Una noche, en la peor de sus pesadillas, no pudo resistir más,
y en un acceso de locura se rasgó las vestiduras, se rasgó la piel de
los pechos abundantes y se arrancó los ojos con las uñas.
La pérdida de la vista no hizo, por desgracia, más que
agudizar su sensibilidad, afinar en grado extremo los mismos
sentidos que en vano había tratado de aplacar, y ahora aquel
demonio de hombre desnudo y con manguera, que seguía
persiguiéndola por igual en la vigilia y en el sueño, también se le
manifestaba en el sonido de los pasos: Todos los pasos de hombres
que pasaban por la calle aledaña le sonaban a pasos de hombre
desnudo y con manguera. El demonio se le manifestaba ahora en el
suplicio del tacto de tal modo que, al tocar el rosario y las
imágenes sacras y el libro de devociones, palpaba a un hombre
desnudo y con manguera. En los pocos alimentos que tomaba, en
el agua inodora e incolora, percibía el sabor de hombre desnudo y
con manguera. El aire que respiraba tenía olor a hombre desnudo y
con manguera. Sólo a veces, a manera de compensación casi
divina, un amigable soplo de turistas nocturnos fumando
marihuana llenaba los rincones de su alma, derramaba bendiciones
que invocaban a un extraño sosiego y, por momentos, le parecía
levitar y levitaba.
Pero cuando su vecino el Príncipe, el Gatopardo criollo salía
de correrías, desde su limosina blindada con las ventanillas
cerradas le llegaba el aliento del perfume de París de Francia que
no enmascaraba el olor a hombre y se arrojaba contra las paredes
y llegaba en su desesperación al paroxismo.
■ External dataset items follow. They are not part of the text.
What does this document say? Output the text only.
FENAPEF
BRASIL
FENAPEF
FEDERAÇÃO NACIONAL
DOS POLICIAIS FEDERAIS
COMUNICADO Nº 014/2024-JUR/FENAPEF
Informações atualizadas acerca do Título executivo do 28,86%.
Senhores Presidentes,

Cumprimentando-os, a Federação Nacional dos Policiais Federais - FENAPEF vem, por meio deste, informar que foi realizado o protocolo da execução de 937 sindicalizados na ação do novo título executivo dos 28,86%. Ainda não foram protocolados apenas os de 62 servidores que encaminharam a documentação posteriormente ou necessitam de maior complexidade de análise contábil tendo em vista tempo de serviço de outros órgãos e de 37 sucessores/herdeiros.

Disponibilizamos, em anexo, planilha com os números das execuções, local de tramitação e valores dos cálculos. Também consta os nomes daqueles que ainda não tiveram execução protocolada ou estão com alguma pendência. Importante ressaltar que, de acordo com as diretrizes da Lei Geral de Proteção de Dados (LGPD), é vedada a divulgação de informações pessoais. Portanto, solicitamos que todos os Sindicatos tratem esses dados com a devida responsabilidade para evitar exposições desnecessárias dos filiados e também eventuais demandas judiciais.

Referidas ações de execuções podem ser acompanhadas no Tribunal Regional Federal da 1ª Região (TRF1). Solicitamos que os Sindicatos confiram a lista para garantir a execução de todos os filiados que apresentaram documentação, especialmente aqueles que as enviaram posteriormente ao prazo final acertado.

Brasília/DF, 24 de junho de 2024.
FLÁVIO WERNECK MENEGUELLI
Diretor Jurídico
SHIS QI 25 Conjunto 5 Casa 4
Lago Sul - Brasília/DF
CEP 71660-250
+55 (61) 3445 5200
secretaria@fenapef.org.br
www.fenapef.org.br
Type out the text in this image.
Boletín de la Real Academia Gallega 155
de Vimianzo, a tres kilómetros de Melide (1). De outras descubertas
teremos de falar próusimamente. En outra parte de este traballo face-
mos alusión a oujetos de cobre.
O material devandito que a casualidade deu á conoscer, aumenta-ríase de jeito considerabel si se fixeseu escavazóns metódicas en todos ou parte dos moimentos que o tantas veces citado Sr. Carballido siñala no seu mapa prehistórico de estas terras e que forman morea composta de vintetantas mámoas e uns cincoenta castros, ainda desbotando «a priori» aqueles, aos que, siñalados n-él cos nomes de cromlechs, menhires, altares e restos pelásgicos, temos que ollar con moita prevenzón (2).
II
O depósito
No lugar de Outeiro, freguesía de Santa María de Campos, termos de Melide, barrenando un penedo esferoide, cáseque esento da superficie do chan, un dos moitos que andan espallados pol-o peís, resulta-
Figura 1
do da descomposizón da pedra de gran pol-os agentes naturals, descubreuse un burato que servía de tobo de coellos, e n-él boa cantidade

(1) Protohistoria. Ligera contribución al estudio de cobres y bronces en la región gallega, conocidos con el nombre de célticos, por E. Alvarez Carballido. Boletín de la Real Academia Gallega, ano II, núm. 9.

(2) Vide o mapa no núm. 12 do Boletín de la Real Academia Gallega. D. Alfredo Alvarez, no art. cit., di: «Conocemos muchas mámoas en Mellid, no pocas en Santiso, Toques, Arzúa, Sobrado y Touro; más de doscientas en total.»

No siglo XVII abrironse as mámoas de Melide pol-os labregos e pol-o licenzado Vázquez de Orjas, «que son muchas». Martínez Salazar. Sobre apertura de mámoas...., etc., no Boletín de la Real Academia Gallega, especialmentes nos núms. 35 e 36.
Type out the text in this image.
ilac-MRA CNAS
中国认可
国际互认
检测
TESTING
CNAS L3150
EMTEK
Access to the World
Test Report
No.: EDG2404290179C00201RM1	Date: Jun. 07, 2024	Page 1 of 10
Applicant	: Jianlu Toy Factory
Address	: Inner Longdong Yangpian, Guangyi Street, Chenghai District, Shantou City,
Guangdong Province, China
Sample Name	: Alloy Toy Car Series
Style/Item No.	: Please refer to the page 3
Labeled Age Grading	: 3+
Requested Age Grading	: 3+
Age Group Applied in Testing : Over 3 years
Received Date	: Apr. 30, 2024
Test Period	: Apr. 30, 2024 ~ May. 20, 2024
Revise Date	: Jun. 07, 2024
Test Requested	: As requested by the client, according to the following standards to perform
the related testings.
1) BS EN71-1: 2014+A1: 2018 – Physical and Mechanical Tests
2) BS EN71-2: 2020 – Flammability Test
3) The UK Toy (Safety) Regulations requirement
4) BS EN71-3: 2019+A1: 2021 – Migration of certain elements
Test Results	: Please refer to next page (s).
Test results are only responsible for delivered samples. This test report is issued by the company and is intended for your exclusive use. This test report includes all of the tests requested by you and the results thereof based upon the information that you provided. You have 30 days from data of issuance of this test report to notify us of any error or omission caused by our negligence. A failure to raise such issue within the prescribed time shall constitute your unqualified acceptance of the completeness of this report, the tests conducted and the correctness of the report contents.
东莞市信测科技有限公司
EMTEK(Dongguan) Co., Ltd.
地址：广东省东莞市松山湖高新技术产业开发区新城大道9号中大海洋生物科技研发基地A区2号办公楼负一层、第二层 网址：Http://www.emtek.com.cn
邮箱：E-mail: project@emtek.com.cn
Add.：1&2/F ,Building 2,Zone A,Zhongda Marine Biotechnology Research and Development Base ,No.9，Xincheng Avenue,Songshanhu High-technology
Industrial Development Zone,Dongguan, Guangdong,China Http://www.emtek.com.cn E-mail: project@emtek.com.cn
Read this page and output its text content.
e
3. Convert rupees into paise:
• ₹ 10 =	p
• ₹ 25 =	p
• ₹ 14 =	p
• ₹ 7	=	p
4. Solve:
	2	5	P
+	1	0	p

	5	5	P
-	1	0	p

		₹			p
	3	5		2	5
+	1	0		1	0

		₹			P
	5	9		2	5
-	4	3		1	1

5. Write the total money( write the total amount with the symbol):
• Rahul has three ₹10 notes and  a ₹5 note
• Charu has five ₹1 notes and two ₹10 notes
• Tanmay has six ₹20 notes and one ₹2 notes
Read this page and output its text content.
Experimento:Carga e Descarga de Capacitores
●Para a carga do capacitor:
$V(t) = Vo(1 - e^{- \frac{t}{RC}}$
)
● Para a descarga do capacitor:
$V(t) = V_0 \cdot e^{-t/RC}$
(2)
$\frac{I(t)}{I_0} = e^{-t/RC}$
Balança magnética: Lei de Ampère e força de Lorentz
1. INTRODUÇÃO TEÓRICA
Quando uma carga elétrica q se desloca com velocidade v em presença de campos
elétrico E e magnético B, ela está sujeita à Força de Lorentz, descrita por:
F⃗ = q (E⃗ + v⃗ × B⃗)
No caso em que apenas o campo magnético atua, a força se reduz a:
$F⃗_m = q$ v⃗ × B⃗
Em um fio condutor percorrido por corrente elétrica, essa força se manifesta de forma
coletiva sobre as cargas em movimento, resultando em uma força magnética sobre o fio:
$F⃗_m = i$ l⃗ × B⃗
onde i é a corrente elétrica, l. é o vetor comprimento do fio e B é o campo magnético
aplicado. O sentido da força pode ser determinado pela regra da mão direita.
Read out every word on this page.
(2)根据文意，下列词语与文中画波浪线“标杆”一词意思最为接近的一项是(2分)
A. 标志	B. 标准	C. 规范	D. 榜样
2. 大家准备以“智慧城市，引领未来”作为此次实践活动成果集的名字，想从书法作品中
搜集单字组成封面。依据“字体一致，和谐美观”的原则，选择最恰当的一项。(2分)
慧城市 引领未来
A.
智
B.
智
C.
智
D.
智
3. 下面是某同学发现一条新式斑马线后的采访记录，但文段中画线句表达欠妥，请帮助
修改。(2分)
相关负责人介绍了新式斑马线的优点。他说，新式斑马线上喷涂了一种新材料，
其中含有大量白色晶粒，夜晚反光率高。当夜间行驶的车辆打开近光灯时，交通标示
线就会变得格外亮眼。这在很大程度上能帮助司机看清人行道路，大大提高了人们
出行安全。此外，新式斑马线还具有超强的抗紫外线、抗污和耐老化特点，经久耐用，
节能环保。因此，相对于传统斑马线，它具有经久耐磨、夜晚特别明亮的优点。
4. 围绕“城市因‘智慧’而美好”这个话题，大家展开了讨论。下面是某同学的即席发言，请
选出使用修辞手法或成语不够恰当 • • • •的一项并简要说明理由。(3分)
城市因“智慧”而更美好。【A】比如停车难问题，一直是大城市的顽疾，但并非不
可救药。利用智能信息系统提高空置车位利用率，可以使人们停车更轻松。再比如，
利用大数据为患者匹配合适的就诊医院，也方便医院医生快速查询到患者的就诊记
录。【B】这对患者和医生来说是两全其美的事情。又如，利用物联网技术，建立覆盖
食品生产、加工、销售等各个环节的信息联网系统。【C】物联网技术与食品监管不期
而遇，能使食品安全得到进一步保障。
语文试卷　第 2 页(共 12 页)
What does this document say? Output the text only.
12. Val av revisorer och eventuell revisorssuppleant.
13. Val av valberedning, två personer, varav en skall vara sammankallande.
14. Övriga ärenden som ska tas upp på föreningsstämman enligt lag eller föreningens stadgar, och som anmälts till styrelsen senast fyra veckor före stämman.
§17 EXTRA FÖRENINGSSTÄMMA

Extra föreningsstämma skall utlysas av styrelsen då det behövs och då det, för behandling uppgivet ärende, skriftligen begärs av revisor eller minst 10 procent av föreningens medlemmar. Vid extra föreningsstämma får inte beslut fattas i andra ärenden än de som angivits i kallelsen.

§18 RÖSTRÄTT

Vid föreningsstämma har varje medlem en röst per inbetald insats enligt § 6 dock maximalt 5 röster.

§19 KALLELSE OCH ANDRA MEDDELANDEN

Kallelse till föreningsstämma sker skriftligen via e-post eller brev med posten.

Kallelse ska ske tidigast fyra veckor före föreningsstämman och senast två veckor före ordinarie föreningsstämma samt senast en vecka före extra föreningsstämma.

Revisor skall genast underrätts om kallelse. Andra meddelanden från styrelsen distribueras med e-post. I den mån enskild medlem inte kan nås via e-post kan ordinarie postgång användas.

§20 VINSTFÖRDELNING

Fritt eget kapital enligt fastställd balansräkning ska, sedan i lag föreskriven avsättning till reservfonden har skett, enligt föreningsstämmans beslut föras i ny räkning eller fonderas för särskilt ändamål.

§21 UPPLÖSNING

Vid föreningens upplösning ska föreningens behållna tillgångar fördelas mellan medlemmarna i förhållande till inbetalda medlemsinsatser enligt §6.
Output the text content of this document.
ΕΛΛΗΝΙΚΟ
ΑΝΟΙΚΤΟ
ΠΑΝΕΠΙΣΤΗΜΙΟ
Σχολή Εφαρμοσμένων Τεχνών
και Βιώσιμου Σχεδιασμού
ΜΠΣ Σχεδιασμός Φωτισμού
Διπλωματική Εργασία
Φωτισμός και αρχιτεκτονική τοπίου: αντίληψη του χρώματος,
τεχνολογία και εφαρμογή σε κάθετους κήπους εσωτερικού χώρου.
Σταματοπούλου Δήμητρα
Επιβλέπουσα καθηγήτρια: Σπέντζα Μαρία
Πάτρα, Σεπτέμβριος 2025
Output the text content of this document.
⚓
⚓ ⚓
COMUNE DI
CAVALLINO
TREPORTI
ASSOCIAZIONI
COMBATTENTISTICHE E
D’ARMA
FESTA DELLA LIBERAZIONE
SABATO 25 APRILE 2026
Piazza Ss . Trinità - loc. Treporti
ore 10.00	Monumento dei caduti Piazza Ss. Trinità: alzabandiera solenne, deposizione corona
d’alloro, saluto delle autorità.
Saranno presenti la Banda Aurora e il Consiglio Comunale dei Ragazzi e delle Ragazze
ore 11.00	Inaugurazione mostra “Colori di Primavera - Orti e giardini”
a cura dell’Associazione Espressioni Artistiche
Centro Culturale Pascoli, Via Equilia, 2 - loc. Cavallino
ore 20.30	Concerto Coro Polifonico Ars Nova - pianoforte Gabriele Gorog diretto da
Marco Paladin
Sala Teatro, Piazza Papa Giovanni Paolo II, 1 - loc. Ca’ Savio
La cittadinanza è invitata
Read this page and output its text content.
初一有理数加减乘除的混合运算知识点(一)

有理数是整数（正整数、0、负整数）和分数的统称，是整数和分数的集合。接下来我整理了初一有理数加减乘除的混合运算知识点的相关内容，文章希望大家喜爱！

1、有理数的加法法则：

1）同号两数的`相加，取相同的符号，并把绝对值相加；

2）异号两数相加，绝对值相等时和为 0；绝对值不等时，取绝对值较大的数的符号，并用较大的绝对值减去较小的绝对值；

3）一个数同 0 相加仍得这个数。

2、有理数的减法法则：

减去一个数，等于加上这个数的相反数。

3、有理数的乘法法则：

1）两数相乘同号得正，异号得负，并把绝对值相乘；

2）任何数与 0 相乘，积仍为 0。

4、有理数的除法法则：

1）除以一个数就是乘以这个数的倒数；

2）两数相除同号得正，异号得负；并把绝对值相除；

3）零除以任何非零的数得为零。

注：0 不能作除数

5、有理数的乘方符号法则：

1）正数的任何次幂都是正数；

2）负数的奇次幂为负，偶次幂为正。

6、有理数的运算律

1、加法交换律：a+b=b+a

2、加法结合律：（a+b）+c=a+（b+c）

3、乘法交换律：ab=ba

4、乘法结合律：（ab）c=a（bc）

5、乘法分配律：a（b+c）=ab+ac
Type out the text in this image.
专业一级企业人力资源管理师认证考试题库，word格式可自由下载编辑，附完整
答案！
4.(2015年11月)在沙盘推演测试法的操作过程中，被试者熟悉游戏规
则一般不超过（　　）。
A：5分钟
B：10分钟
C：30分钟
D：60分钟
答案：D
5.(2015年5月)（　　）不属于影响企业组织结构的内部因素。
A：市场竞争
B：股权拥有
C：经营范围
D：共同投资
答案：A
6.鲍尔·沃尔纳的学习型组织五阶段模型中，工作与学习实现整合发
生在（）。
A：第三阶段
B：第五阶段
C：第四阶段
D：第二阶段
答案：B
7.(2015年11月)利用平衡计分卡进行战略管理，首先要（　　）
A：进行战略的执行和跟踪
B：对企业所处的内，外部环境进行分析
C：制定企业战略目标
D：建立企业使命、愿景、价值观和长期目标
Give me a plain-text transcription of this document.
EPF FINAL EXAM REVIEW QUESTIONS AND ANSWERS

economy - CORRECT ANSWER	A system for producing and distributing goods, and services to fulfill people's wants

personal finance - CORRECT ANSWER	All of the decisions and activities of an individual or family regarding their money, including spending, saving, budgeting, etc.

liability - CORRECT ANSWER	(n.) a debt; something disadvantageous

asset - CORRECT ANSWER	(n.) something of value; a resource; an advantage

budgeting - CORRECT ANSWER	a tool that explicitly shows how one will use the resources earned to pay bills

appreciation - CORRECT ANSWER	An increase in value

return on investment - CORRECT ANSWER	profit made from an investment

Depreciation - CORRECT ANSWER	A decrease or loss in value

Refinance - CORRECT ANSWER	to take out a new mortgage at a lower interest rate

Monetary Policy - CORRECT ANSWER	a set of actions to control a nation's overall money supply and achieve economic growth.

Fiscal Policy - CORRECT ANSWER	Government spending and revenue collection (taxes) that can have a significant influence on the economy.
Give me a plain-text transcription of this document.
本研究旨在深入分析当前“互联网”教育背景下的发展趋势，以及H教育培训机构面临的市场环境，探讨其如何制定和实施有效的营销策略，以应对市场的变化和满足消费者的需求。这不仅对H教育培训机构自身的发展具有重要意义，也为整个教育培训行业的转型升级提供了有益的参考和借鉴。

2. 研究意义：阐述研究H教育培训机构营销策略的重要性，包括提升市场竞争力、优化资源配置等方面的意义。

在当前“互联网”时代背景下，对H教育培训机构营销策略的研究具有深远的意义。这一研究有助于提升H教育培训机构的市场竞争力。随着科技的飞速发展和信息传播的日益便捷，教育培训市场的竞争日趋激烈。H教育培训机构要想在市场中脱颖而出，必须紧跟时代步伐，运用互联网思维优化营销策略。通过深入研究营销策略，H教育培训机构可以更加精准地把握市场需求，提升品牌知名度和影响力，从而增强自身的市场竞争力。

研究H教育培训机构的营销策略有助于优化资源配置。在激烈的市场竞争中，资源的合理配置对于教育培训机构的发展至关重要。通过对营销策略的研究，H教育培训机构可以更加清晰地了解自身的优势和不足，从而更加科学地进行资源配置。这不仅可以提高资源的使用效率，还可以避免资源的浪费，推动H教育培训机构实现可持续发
El olor a hombre la
volvía loca, literalmente loca, y seguía persiguiéndola en la figura
del demonio desnudo con manguera.
Ella trataba de escapar, siempre escapaba, pero en su último
sueño, fatalmente, el desnudo que la perseguía noche y día la
atrapó, manguera en mano, la inmovilizó sobre el duro lecho de
monja de clausura y, para su sorpresa, apenas suavemente,
dulcemente, con aquella manguera que siempre había aborrecido,
se insinuó entre los bordes gloriosos de su secreta piel. En un acto
de resignación, inmóvil, indefensa, ¡hágase señor tu voluntad!, se
entregó a lo inevitable, y el demonio desnudo realizó el milagro tan
secretamente temido, más bien apetecido.
Al amanecer de un nuevo día, el mármol de la muerte
modelaba en su rostro un gesto de intensa placidez, inmensa paz,
incruenta beatitud. El drama corporal, el caudaloso océano que se
había derramado en su interior, descendía ahora en cascada, en
multitud de oleadas en los pliegues desnudos del vestido, un poco a
la manera de una escultura de Bernini. La mano sobre el corazón
que había redoblado como un tambor de hojalata, la curva de sus
labios desdibujada en un rictus de pecaminosa felicidad en el gran
momento de un éxtasis infinito, hablaban de una santidad a toda
prueba, como si un ángel travieso la hubiese castigado con infinitas
flechas, mil puñales de agravio, mil puñales de gratitud, mil
puñales de gozo para la gloria que ahora se merecía hasta el fin de
los tiempos.

pcs, jueves, 11 de diciembre de 2007.